Via Alpina: Ancient Paths Leading to a Greener Future

The sustainability-minded, high-altitude trail connecting the 8 countries of the Alps. The Via Alpina consists of 5 ways, this guidebook is for the Green Trail.

Hiking Moderate, Difficult

Also in Triesenberg, LiechtensteinVaduz, LiechtensteinBern, SwitzerlandGlarus, SwitzerlandNidwalden, SwitzerlandObwalden, SwitzerlandSankt Gallen, SwitzerlandUri, Switzerland

Blick in Richtung Ortstock, Braunwald und Linthal
Blick in Richtung Ortstock, Braunwald und Linthal Photo: Ewe Häntsch


The Via Alpina is a hiking network of epic proportions. Five interwoven trails totaling more than 5000km in length criss-cross all eight countries of the Alps: Austria, France, Germany, Italy, Liechtenstein, Monaco, Slovenia, and Switzerland. The routes take you through everything from the ancient Walser villages of Piedmont, to the glistening Altaussee salt mines in Austria, connecting lush meadows on valley floors to craggy peaks in the sky. The trail has been designed to take hikers through all the major massifs, regions, geologies, and historical sights, and also to lesser-known attractions that deserve a place on the map.

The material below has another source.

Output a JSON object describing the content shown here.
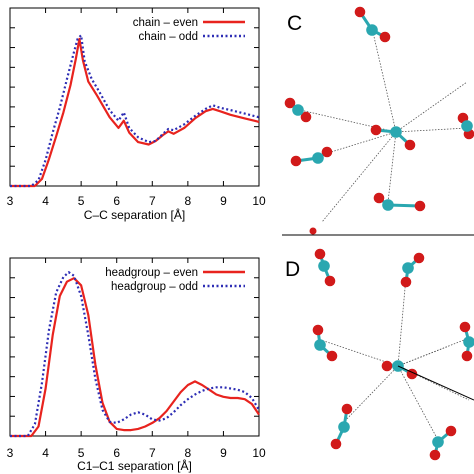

Since 2014, the Via Alpina has been under the responsibility of the International Commission of the Protection of the Alps. An NGO committed to preserving Europe’s most magnificent mountain range, the Alps are under immense ecological pressure, in part from the 120 million visitors they see each year. The director of the project, Claire Simon, would like to “diversify the unlimited ski-tourism industry with respectful, low-impact alternatives.” And so the Via Alpina was created in 2002.

Its sustainability-minded design criteria meant that no new paths were built for its inception. Existing ones could be refurbished, and the use of tarmac was avoided where possible. As many of the paths have existed for centuries, you will find yourself walking through the passages of time, from ancient trade routes to pilgrim ways, and also the grazing paths of shepherds and their sheep in the Bronze Age.

The route scarcely passes through cities, taking hikers on a journey away from modern civilization, transporting them to the high-altitude world of meandering alpine trails and mountain huts. Hiking the entire Alpina would take years, so luckily, the route has been divided into 342 day-long chunks, each ending with a mountain hut where you can eat, sleep, and meet fellow wanderers!

The Green Trail is the shortest route in the Via Alpina, crossing the Valley of the Rhine from Liechtenstein to Switzerland. It passes through no less than five cantons and three massifs: Rätikon, Central Switzerland, and the Bernese Alps. Get to know the Green Trail’s 14 stages in this guidebook.